Культура средневековой Руси, начиная с включения восточных славян в государственные образования (с Киевской Руси), представляется как продолжение эстафеты культурного потенциала Византии, который был передан молодым славянским народам одновременно с принятием ими религии восточного христианства. В летописях говорится о богослужении в Царьграде, когда послы киевские выбирали религию: «На земле или на небе были…». Православие – религия Красоты.

Эта Красота реализовалась восточными славянами, конечно, несколько по-своему, ибо всякое истинно творческое усвоение культуры иного социального целого всегда несет на себе печать своеобразия, имеет свое лицо. «Древняя Русь, опираясь на эллинистические и византийские традиции, пошла дальше по пути создания оригинальных пространственно-пластических и цветоритмических образов большого художественного значения.

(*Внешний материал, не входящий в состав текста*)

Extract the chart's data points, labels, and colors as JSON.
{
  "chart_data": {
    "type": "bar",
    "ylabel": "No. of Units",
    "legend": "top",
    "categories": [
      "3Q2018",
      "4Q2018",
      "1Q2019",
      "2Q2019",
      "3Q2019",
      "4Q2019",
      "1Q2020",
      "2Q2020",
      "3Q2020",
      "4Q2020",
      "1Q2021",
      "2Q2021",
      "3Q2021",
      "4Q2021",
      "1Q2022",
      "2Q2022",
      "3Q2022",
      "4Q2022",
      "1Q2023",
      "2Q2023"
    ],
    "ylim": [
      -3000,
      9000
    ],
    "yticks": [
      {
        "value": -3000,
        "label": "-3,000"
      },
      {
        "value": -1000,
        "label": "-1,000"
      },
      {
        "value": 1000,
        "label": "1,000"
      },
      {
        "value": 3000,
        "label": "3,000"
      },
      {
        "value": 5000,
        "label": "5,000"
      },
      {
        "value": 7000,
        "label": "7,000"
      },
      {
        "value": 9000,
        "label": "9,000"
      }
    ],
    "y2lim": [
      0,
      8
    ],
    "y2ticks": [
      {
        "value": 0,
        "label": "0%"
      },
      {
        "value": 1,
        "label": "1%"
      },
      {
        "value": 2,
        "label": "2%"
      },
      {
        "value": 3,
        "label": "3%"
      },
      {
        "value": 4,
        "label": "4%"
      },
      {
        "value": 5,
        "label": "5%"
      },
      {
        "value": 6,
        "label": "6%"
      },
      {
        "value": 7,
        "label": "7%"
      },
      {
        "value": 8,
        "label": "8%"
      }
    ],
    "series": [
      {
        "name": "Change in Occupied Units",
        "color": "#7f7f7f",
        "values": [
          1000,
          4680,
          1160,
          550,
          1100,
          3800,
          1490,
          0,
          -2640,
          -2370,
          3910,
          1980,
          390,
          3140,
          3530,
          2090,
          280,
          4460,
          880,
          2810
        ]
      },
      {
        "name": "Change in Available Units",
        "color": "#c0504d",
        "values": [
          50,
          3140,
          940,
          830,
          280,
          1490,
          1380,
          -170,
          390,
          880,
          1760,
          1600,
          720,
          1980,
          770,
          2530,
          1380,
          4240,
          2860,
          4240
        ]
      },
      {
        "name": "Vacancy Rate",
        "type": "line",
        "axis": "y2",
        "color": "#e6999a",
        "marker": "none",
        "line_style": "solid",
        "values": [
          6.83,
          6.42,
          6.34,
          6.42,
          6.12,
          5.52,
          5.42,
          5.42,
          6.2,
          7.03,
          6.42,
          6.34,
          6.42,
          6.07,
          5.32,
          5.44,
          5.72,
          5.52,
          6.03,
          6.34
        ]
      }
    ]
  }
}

Многие памятники древнерусского зодчества и живописи по глубине и богатству художественного решения являют собою новый шаг после Византии в развитии художественно-эстетического мышления. Художественная культура Древней Руси во многом явилась вершиной (и завершением всей восточнохристианской культуры, берущей свое начало в поздней античности».[151] Однако путь христианизации Руси был, конечно, совершенно иным, чем путь христианизации эллинистического мира. Самое существенное отличие имеет основание в различии самого характера язычества — славянского и эллинского. Эллинское язычество имело очень высокий уровень рефлексии, оно было связано с большим количеством письменных источников и культурных форм (античная трагедия, античная философия). Ни одна другая мифология не может соперничать в этом с греческой. Потому греческая мифология и имеет столь длительное «обрастание» интерпретациями в последующем развитии европейского культурного ареала.

Ничего этого не было в язычестве славянском. Однако по смыслу пантеон древнегреческих богов вполне сопоставим с пантеоном богов славянских: Зевс-громовержец – с богом Перуном, а героиня русских сказок Марья-Моревна – с Персефоной. К последнему сопоставлению приходит Б.А.Рыбаков в результате очень убедительной аргументации при анализе композиции и смысла изображений на турьем роге из Черной Могилы [152].

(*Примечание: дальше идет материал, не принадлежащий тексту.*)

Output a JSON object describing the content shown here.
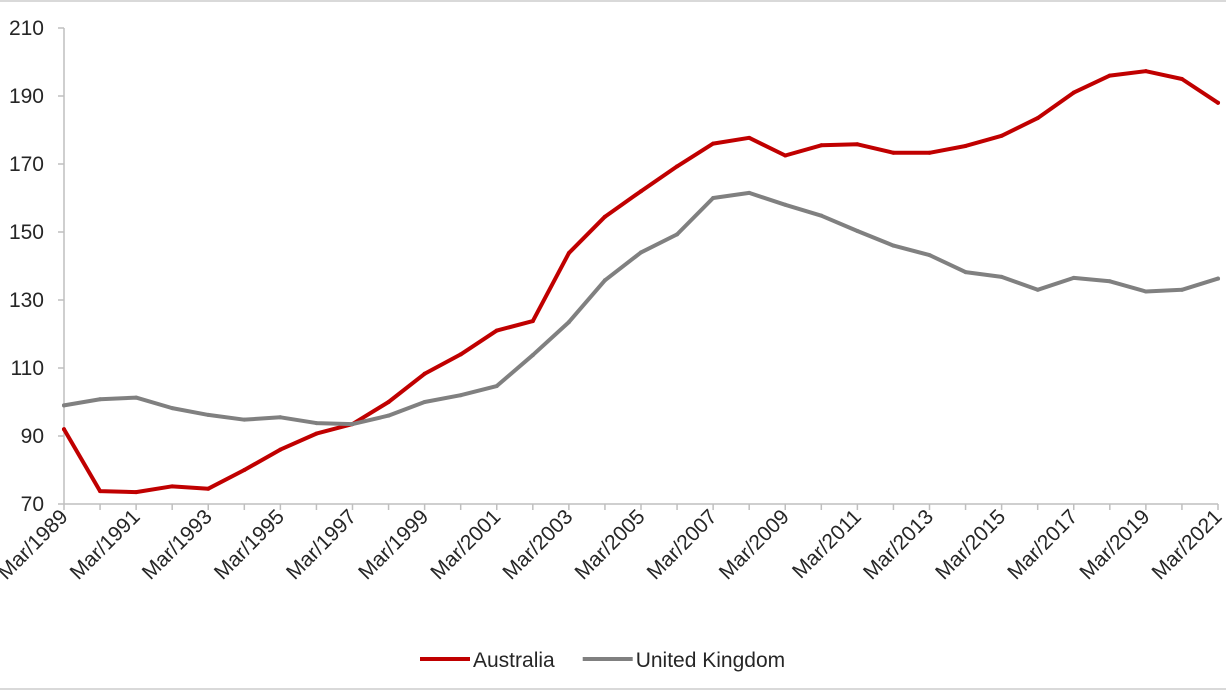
{
  "chart_data": {
    "type": "line",
    "title": "",
    "xlabel": "",
    "ylabel": "",
    "ylim": [
      70,
      210
    ],
    "yticks": [
      70,
      90,
      110,
      130,
      150,
      170,
      190,
      210
    ],
    "x": [
      1989,
      1990,
      1991,
      1992,
      1993,
      1994,
      1995,
      1996,
      1997,
      1998,
      1999,
      2000,
      2001,
      2002,
      2003,
      2004,
      2005,
      2006,
      2007,
      2008,
      2009,
      2010,
      2011,
      2012,
      2013,
      2014,
      2015,
      2016,
      2017,
      2018,
      2019,
      2020,
      2021
    ],
    "xtick_labels": [
      "Mar/1989",
      "Mar/1991",
      "Mar/1993",
      "Mar/1995",
      "Mar/1997",
      "Mar/1999",
      "Mar/2001",
      "Mar/2003",
      "Mar/2005",
      "Mar/2007",
      "Mar/2009",
      "Mar/2011",
      "Mar/2013",
      "Mar/2015",
      "Mar/2017",
      "Mar/2019",
      "Mar/2021"
    ],
    "grid": false,
    "legend_position": "bottom",
    "series": [
      {
        "name": "Australia",
        "color": "#c00000",
        "values": [
          92,
          73.8,
          73.5,
          75.2,
          74.5,
          80,
          86,
          90.7,
          93.5,
          100,
          108.3,
          114,
          121,
          123.8,
          143.8,
          154.5,
          162,
          169.3,
          176,
          177.7,
          172.5,
          175.5,
          175.8,
          173.3,
          173.3,
          175.3,
          178.3,
          183.5,
          191,
          196,
          197.3,
          195,
          188
        ]
      },
      {
        "name": "United Kingdom",
        "color": "#808080",
        "values": [
          99,
          100.8,
          101.3,
          98.2,
          96.2,
          94.8,
          95.5,
          93.8,
          93.5,
          96,
          100,
          102,
          104.7,
          113.8,
          123.5,
          135.8,
          144,
          149.3,
          160,
          161.5,
          158,
          154.8,
          150.3,
          146,
          143.2,
          138.2,
          136.8,
          133,
          136.5,
          135.5,
          132.5,
          133,
          136.3
        ]
      }
    ]
  }
}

Впрочем, греческая мифология претерпела также достаточно длительную и сложную эволюцию, в результате которой изменилось соотношение хтонических культов и более поздних олимпийских. В состав греческой мифологии входили божества и малоазийской Греции и островной и т. д. Так что в греческом мифе обычно выделяются более и менее ранние и древние или, напротив, более молодые составляющие. Так, в мифе о Персефоне прослеживается, в частности, достаточно древняя составляющая хтонических культов. Об этом свидетельствует и происхождение самого имени богини весны и возрождения — оно не этимологизируется из греческого. По всей вероятности, мы имеем здесь дело с древним индоевропейским мифом, разные варианты которого различно прошли свой исторический путь, то сокращаясь, то обрастая дополнениями.

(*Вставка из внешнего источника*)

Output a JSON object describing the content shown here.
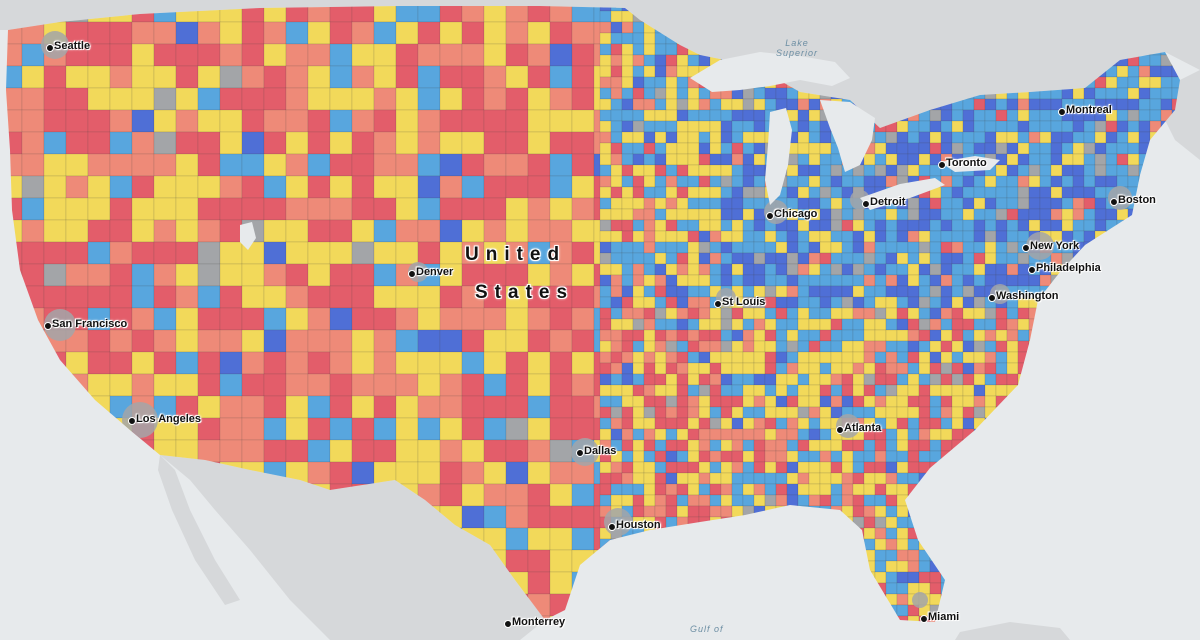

Но если турий рог из Черной Могилы – это памятник собственно языческого круга, то гораздо сложнее обстоит дело с анализом языческих элементов, которые являются составной частью уже искусства церковного, христианского. Так, хорос ХП века из Киева имеет шесть подсвечников, на четырех из которых имеются плоские и обобщенные фигурки грифонов. Но поскольку грифоны и семарглы (крылатые псы) имели свою роль в языческой мифологии как охранители огня, то здесь имеем некий смысловой ансамбль частей и целого. При этом целостное назначение хороса соответствует христианской мифологеме, а роль фигурок семарглов как охранителей огня восходит еще к скифо-персидскому мифологическому миру. Мы видим на этом примере, как целостная смысловая направленность хороса, как произведения искусства христианской обрядности, не помешала его уже христианизированным создателям поместить рядом с огнём свечей его языческих охранителей. «Стоя у подсвечников, они символизируют сам огонь (защищают «порученный» им огонь) Стоят они по всем четырем сторонам света, как бы обнимая вселенную. Стражи нового божества, они усердно исполняют свои обязанности».[153] Интересна также история замещения языческой символики христианской в прикладном искусстве Киевской Руси. Б.А.Рыбаков прослеживает, как постепенно в изображениях на женских украшениях – колтах — заменялись языческие мотивы на христианские.[154] Также он исследует аналогичный процесс на диадемах и приходит к выводу, что изображение на диадеме из Сахновки, которое обычно носило в литературе название «Вознесение Александра Македонского», связано с языческим Дажбогом.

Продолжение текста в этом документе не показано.